Il film, qualsiasi esso sia, per il regista ungherese, del resto, è come la preparazione di un piatto: “Le storie sono sempre le stesse, fin dall’Antico Testamento. Cambia – e deve cambiare a seconda dell’individualità di chi le gira – il modo di raccontarle”. Idea di fondo, location, cast: questi gli elementi da cucinare, ancora una volta secondo le tempistiche della vita stessa, in parte in solitaria, in parte in team: “Quando si dice il mio nome, non si intende solo me. Io, certo, dirigo e decido, ma al mio fianco ci sono da anni persone che hanno il mio stesso punto di vista sull’esistenza: Lázló Kraszahorkai, Mihály Vig e Ágnes Hranitzky”. Sceneggiatore di tutti i film e ispiratore, con i suoi romanzi, di molte delle vicende narrate da Béla Tarr (da Sátántangó, a Le armonie di Werckmeister, parte centrale di un suo romanzo), il primo; compositore di gran parte delle musiche, il secondo; moglie e co-regista, la terza. “L’editing, una volta scelti e preparati tutti gli ingredienti, diventa una cosa semplice e veloce. Bastano due giorni per montare un film, basta incollare insieme tutte le parti”. Sono l’idea e il “fare sul campo”, contro la post-produzione, contro una forma di “action-cut” concatenati, contro un montaggio capace di interferire e modificare la linea del tempo (così antitetico alla filosofia di un altro ospite di Locarno, Jacopo Quadri). Il “piatto” pronto, infine, subisce la necessità di un accordo tra “cuoco” e “assaggiatore”: “Le ouverture dei miei film, le prime scene, per me, sono come un patto con lo spettatore. Lui può scegliere se restare o se andarsene, ma qualora accetta di proseguire, so per certo che resterà fino alla fine”.

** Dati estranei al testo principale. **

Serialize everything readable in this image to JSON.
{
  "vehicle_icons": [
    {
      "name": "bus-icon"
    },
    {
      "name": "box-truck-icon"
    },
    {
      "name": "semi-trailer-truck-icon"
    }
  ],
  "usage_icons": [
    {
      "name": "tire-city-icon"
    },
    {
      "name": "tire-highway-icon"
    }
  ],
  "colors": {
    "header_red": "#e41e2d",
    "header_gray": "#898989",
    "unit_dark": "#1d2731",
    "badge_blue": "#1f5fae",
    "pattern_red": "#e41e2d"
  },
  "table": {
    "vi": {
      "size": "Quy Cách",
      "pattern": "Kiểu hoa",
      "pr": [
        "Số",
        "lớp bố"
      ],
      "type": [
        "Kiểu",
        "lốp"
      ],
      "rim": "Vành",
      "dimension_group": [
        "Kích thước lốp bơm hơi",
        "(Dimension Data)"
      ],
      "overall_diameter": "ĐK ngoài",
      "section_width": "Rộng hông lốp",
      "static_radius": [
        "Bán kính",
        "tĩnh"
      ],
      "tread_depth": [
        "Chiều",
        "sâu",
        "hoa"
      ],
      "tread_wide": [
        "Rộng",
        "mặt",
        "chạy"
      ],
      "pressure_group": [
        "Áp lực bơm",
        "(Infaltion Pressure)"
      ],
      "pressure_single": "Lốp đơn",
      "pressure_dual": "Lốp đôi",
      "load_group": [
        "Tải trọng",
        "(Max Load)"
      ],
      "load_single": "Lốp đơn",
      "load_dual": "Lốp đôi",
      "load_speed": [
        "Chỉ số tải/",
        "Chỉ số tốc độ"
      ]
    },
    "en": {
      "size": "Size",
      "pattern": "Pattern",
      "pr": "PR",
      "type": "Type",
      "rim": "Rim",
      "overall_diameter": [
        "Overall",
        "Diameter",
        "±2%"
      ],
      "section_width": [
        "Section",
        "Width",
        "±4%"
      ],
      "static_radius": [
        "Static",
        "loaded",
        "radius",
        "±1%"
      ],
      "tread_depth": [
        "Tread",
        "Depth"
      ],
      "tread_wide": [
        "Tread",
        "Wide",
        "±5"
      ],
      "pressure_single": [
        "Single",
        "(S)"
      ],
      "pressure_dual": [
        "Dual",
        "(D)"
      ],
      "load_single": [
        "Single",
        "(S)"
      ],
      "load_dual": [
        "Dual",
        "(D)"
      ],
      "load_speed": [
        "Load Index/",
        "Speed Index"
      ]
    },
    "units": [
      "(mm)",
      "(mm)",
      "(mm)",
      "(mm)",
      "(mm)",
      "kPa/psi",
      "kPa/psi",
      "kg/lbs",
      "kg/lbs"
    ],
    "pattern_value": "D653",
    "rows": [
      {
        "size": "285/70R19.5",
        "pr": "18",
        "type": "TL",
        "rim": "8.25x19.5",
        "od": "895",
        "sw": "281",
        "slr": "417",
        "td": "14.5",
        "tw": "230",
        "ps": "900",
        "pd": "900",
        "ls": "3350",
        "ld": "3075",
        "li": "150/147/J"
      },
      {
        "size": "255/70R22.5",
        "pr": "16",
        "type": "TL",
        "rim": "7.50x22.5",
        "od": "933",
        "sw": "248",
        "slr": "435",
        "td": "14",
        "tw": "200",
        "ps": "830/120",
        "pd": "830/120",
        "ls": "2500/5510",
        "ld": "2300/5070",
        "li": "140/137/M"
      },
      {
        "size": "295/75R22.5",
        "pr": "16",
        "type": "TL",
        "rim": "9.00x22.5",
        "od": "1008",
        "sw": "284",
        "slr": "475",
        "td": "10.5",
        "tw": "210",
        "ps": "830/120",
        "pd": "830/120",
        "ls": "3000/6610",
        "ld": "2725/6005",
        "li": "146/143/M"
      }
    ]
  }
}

Ogni film è, pertanto, come un viaggio – per quanto lungo e talvolta estenuante - in cui Béla Tarr accompagna il suo osservatore. Ogni film è una tappa di un percorso (equivalente all’intera carriera), via via più profondo, intimistico, legato alla concezione filosofica del tempo e a questioni universali come la caducità della vita stessa, che trova il suo apice ne Il cavallo di Torino, con le sue sei giornate e il suo lento declinare verso l’apocalisse, l’apatia, l’asocialità. “Dopo di quello, che altro avrei potuto fare? Avevo detto tutto, spiegato nel miglior modo possibile la tragedia dell’esistenza che giorno dopo giorno va verso la sua stessa scomparsa. Non avrei potuto fare film migliori, poi. Mi sarei ripetuto, e non lo volevo, perché non ho mai fatto cinema per il denaro o per girare il mondo e i festival. Il mio scopo era far sì che, quando si riaccendono le luci di sala, lo spettatore sia più forte, o magari anche più debole, ma comunque cambiato”.